手錠で拘束してまでルゥを監禁していた人物と言うにはその声音はあまりにも寂しく、寒々しく響く。病んでいるようでそうではない。これは――。
「シャニィディルには渡したくなかった。あいつだけじゃない……あの人を誰にも渡したくなかった……」
絶望を含んだ諦観。そんな風にダーフィトには聞こえた。まだ十四歳の少年が抱くには、あまりにも悲しい感情だ。
「でも巫覡殿はシャニィディル殿下のことに対してずっと庇い続けていましたよね。その言葉を、あなたは信じなかったわけでしょう」
それまで静観していたセルマが口を開く。呆気にとられるダーフィトの前で、彼女は淡々と容赦なく告げた。
「自分を信じてくれない人のことを、信じるのは難しいですよ。巫覡殿にあなたの想いが届かなかったのは、あなたがまず巫覡殿の言葉を信じなかったからでは」
「せ、セルマ……」
ここにリューシャがいたらどうせ同じことを言っていたかもしれないが、傷心の国を背負った少年に対しあまりにも容赦ない言葉だ。
もっとも、ダーフィトとセルマはクラカディルがルゥに対して行ったことを知らない。それを知れば、ダーフィトの意見はまた変わったかもしれない。
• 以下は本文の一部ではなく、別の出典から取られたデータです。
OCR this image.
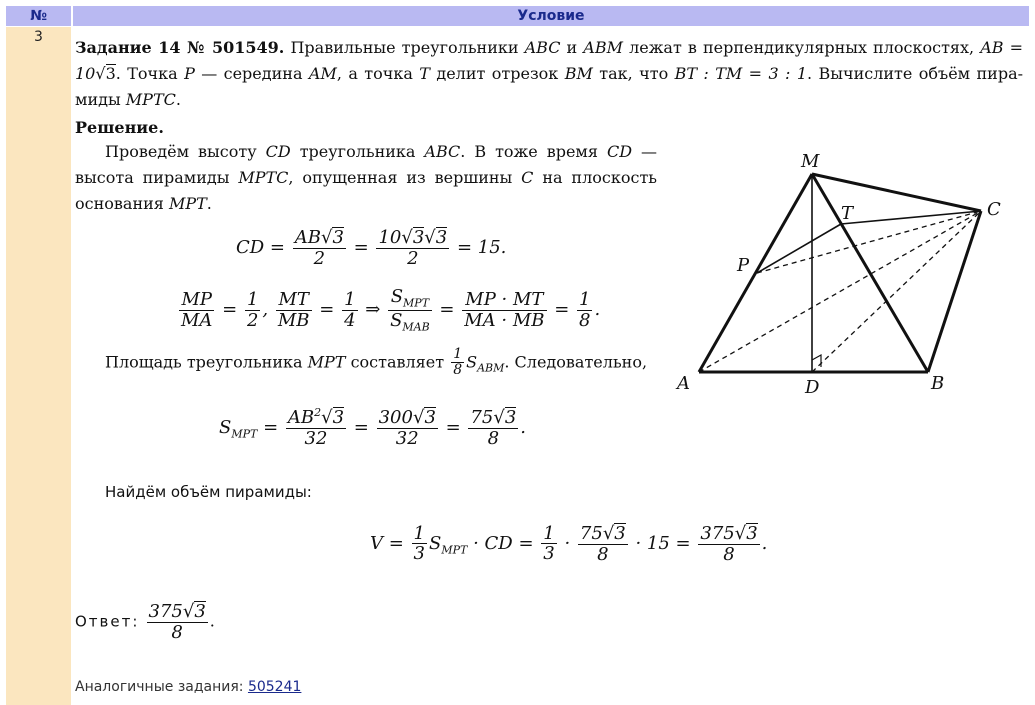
№	Условие
3
Задание 14 № 501549. Правильные треугольники ABC и ABM лежат в перпендикулярных плоскостях, AB = 10√3. Точка P — середина AM, а точка T делит отрезок BM так, что BT : TM = 3 : 1. Вычислите объём пира- миды MPTC.
Решение.
Проведём высоту CD треугольника ABC. В тоже время CD — высота пирамиды MPTC, опущенная из вершины C на плоскость основания MPT.
CD = $\frac{AB√3}{2} = \frac{10√3√3}{2} = 15$.
$\frac{MP}{MA} = \frac{1}{2}$ , $\frac{MT}{MB} = \frac{1}{4}$ ⇒ $\frac{S_{MPT}}{S_{MAB}} = \frac{MP \cdot MT}{MA \cdot MB} = \frac{1}{8}$ .
Площадь треугольника MPT составляет $\frac{1}{8} S_{ABM}$. Следовательно,
$S_{MPT} = \frac{AB^2√3}{32} = \frac{300√3}{32} = \frac{75√3}{8}$ .
Найдём объём пирамиды:
$V = \frac{1}{3} S_{MPT}$ · CD = $\frac{1}{3} \cdot \frac{75√3}{8} \cdot 15 = \frac{375√3}{8}$ .
Ответ: $\frac{375√3}{8}$ .
Аналогичные задания: 505241
M
T	C
P
A	D	B
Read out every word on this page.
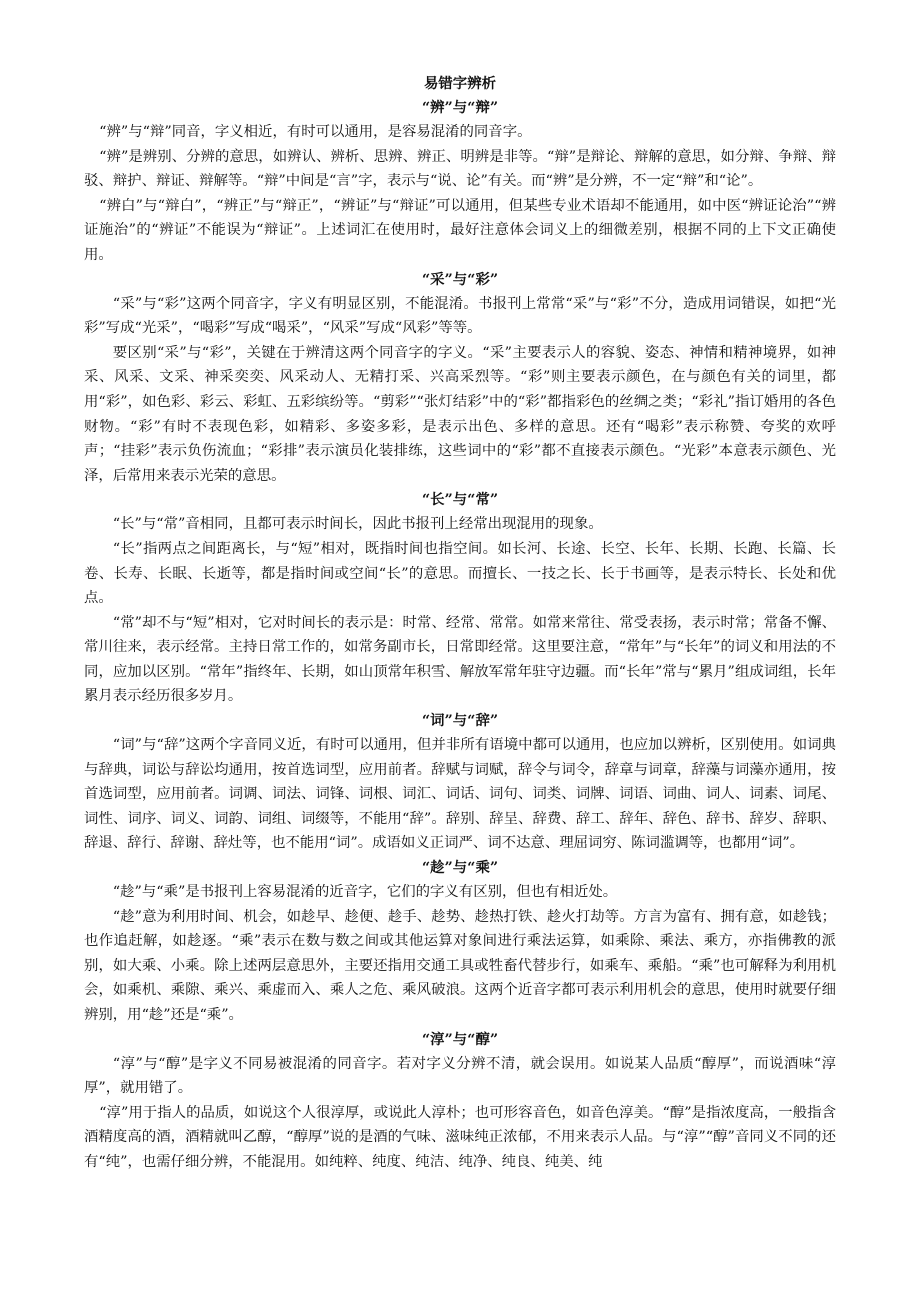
易错字辨析
“辨”与“辩”

“辨”与“辩”同音，字义相近，有时可以通用，是容易混淆的同音字。

“辨”是辨别、分辨的意思，如辨认、辨析、思辨、辨正、明辨是非等。“辩”是辩论、辩解的意思，如分辩、争辩、辩驳、辩护、辩证、辩解等。“辩”中间是“言”字，表示与“说、论”有关。而“辨”是分辨，不一定“辩”和“论”。

“辨白”与“辩白”，“辨正”与“辩正”，“辨证”与“辩证”可以通用，但某些专业术语却不能通用，如中医“辨证论治”“辨证施治”的“辨证”不能误为“辩证”。上述词汇在使用时，最好注意体会词义上的细微差别，根据不同的上下文正确使用。

“采”与“彩”

“采”与“彩”这两个同音字，字义有明显区别，不能混淆。书报刊上常常“采”与“彩”不分，造成用词错误，如把“光彩”写成“光采”，“喝彩”写成“喝采”，“风采”写成“风彩”等等。

要区别“采”与“彩”，关键在于辨清这两个同音字的字义。“采”主要表示人的容貌、姿态、神情和精神境界，如神采、风采、文采、神采奕奕、风采动人、无精打采、兴高采烈等。“彩”则主要表示颜色，在与颜色有关的词里，都用“彩”，如色彩、彩云、彩虹、五彩缤纷等。“剪彩”“张灯结彩”中的“彩”都指彩色的丝绸之类；“彩礼”指订婚用的各色财物。“彩”有时不表现色彩，如精彩、多姿多彩，是表示出色、多样的意思。还有“喝彩”表示称赞、夸奖的欢呼声；“挂彩”表示负伤流血；“彩排”表示演员化装排练，这些词中的“彩”都不直接表示颜色。“光彩”本意表示颜色、光泽，后常用来表示光荣的意思。

“长”与“常”

“长”与“常”音相同，且都可表示时间长，因此书报刊上经常出现混用的现象。

“长”指两点之间距离长，与“短”相对，既指时间也指空间。如长河、长途、长空、长年、长期、长跑、长篇、长卷、长寿、长眠、长逝等，都是指时间或空间“长”的意思。而擅长、一技之长、长于书画等，是表示特长、长处和优点。

“常”却不与“短”相对，它对时间长的表示是：时常、经常、常常。如常来常往、常受表扬，表示时常；常备不懈、常川往来，表示经常。主持日常工作的，如常务副市长，日常即经常。这里要注意，“常年”与“长年”的词义和用法的不同，应加以区别。“常年”指终年、长期，如山顶常年积雪、解放军常年驻守边疆。而“长年”常与“累月”组成词组，长年累月表示经历很多岁月。

“词”与“辞”

“词”与“辞”这两个字音同义近，有时可以通用，但并非所有语境中都可以通用，也应加以辨析，区别使用。如词典与辞典，词讼与辞讼均通用，按首选词型，应用前者。辞赋与词赋，辞令与词令，辞章与词章，辞藻与词藻亦通用，按首选词型，应用前者。词调、词法、词锋、词根、词汇、词话、词句、词类、词牌、词语、词曲、词人、词素、词尾、词性、词序、词义、词韵、词组、词缀等，不能用“辞”。辞别、辞呈、辞费、辞工、辞年、辞色、辞书、辞岁、辞职、辞退、辞行、辞谢、辞灶等，也不能用“词”。成语如义正词严、词不达意、理屈词穷、陈词滥调等，也都用“词”。

“趁”与“乘”

“趁”与“乘”是书报刊上容易混淆的近音字，它们的字义有区别，但也有相近处。

“趁”意为利用时间、机会，如趁早、趁便、趁手、趁势、趁热打铁、趁火打劫等。方言为富有、拥有意，如趁钱；也作追赶解，如趁逐。“乘”表示在数与数之间或其他运算对象间进行乘法运算，如乘除、乘法、乘方，亦指佛教的派别，如大乘、小乘。除上述两层意思外，主要还指用交通工具或牲畜代替步行，如乘车、乘船。“乘”也可解释为利用机会，如乘机、乘隙、乘兴、乘虚而入、乘人之危、乘风破浪。这两个近音字都可表示利用机会的意思，使用时就要仔细辨别，用“趁”还是“乘”。

“淳”与“醇”

“淳”与“醇”是字义不同易被混淆的同音字。若对字义分辨不清，就会误用。如说某人品质“醇厚”，而说酒味“淳厚”，就用错了。

“淳”用于指人的品质，如说这个人很淳厚，或说此人淳朴；也可形容音色，如音色淳美。“醇”是指浓度高，一般指含酒精度高的酒，酒精就叫乙醇，“醇厚”说的是酒的气味、滋味纯正浓郁，不用来表示人品。与“淳”“醇”音同义不同的还有“纯”，也需仔细分辨，不能混用。如纯粹、纯度、纯洁、纯净、纯良、纯美、纯
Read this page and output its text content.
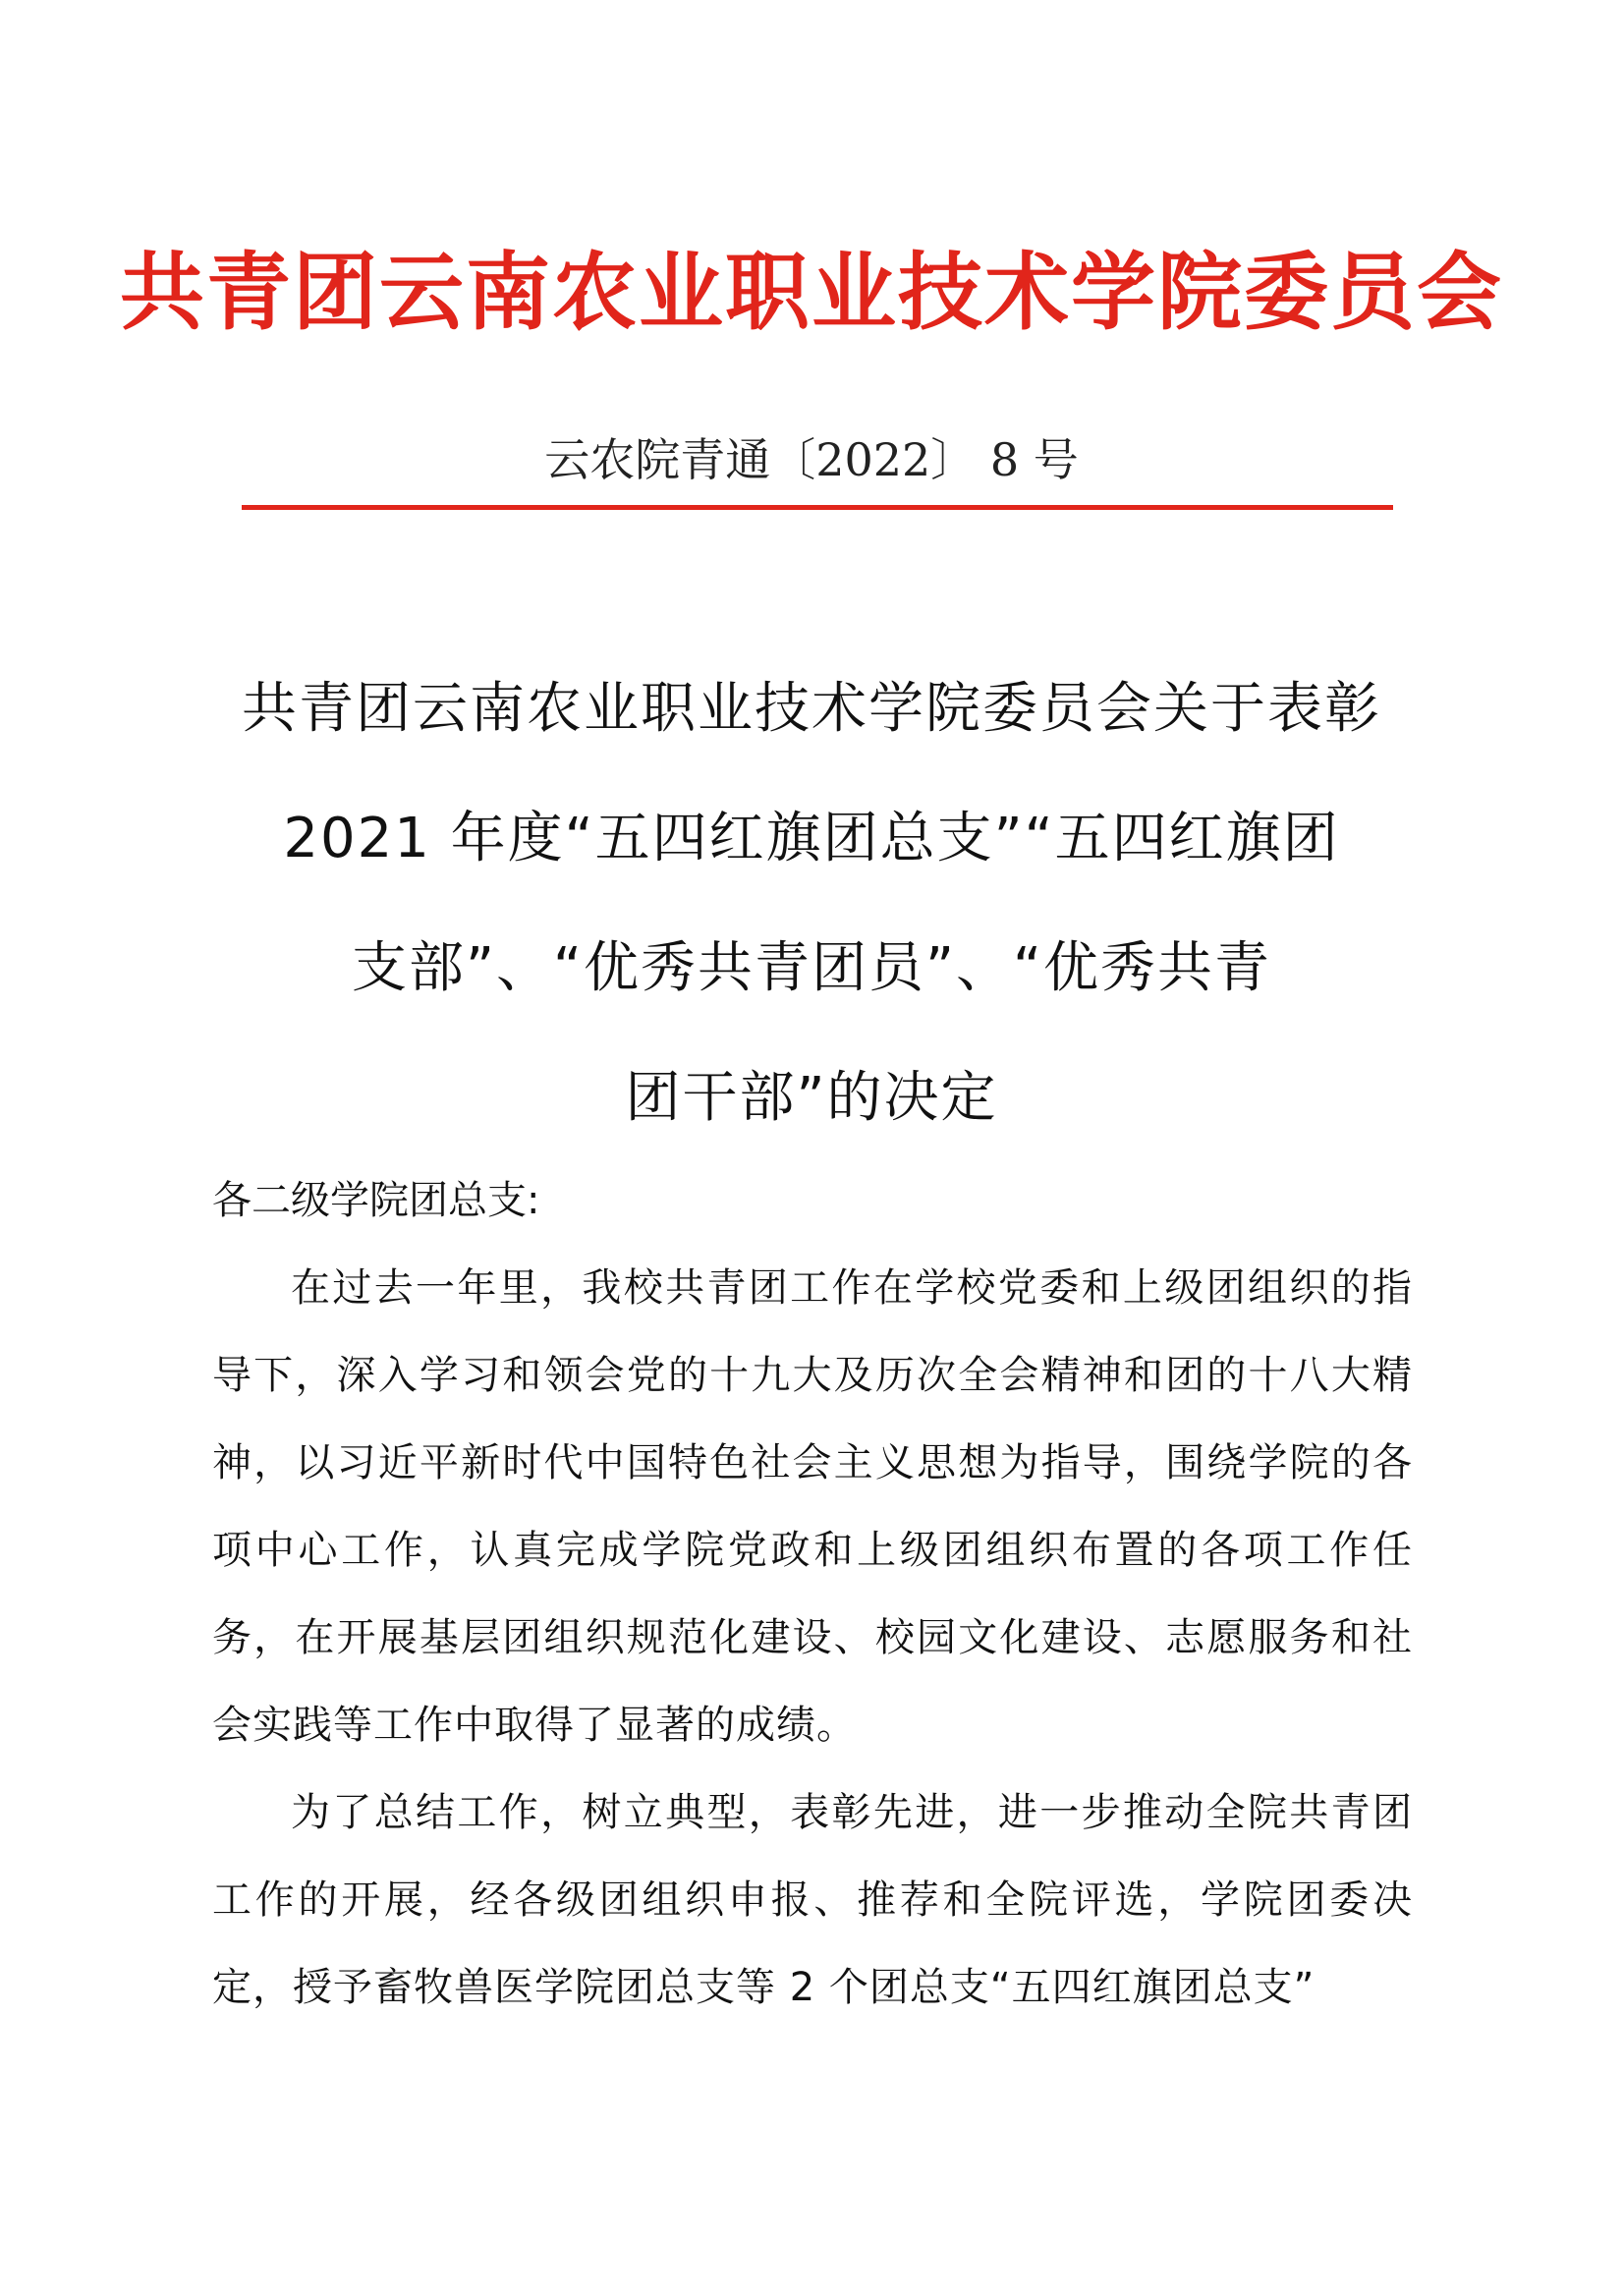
共青团云南农业职业技术学院委员会
云农院青通〔2022〕 8 号
共青团云南农业职业技术学院委员会关于表彰
2021 年度“五四红旗团总支”“五四红旗团
支部”、“优秀共青团员”、“优秀共青
团干部”的决定
各二级学院团总支:

在过去一年里，我校共青团工作在学校党委和上级团组织的指导下，深入学习和领会党的十九大及历次全会精神和团的十八大精神，以习近平新时代中国特色社会主义思想为指导，围绕学院的各项中心工作，认真完成学院党政和上级团组织布置的各项工作任务，在开展基层团组织规范化建设、校园文化建设、志愿服务和社会实践等工作中取得了显著的成绩。

为了总结工作，树立典型，表彰先进，进一步推动全院共青团工作的开展，经各级团组织申报、推荐和全院评选，学院团委决定，授予畜牧兽医学院团总支等 2 个团总支“五四红旗团总支”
ここでそれを知っているのはクラカディルだけだ。だから彼自身は、セルマの言葉に顔色を変えた。彼女に糾弾の意志はなくとも、罪の自覚がある本人は責められたように感じた。
今やシャニィディルどころか国そのものから大地神の加護が消えた現状。民の心は大地神の言葉を聞くべく豊穣の巫覡の存在を今まで以上に望んでいる。
だが、今のルゥにこれまでのような強力な神力はないはずだ。神子の力は純潔を守ることによって保たれる。
クラカディルはルゥを穢し、彼の力を奪った。その身も心も、例え神にでさえ渡したくないと。
シャニィディルの死が、大地神にとってどれほど意味があるのかなどクラカディルは知らない。今頃になってそんな風に人に報いを与えるくらいなら、最初から奴に聖色を与えておけば良かっただろうと開き直るばかりだ。
だけど彼は、豊穣の巫覡を穢した。他のことはまだしも、それは間違いなくクラカディルだけの罪。
「だからなのか……私が豊穣の巫覡を蔑ろにしたから……これはその報いなのか……?」
「さぁ、どうでしょうね~?」
独り言にのんびりとした返答がかえる。
「ウルリーク、戻ったのか」
「ええ。たった今」
先程転移で出て行ったウルリークが、再び転移で部屋の中にまで戻ってきた。魔術師とはつくづく便利な力を持っているものだ。
「それで、どうだった?」
「なんとも言えませんね」
息せき切って問いかけるダーフィトは、その答にがっくりと肩を落とす。何のために調査に出したと思っているのだ。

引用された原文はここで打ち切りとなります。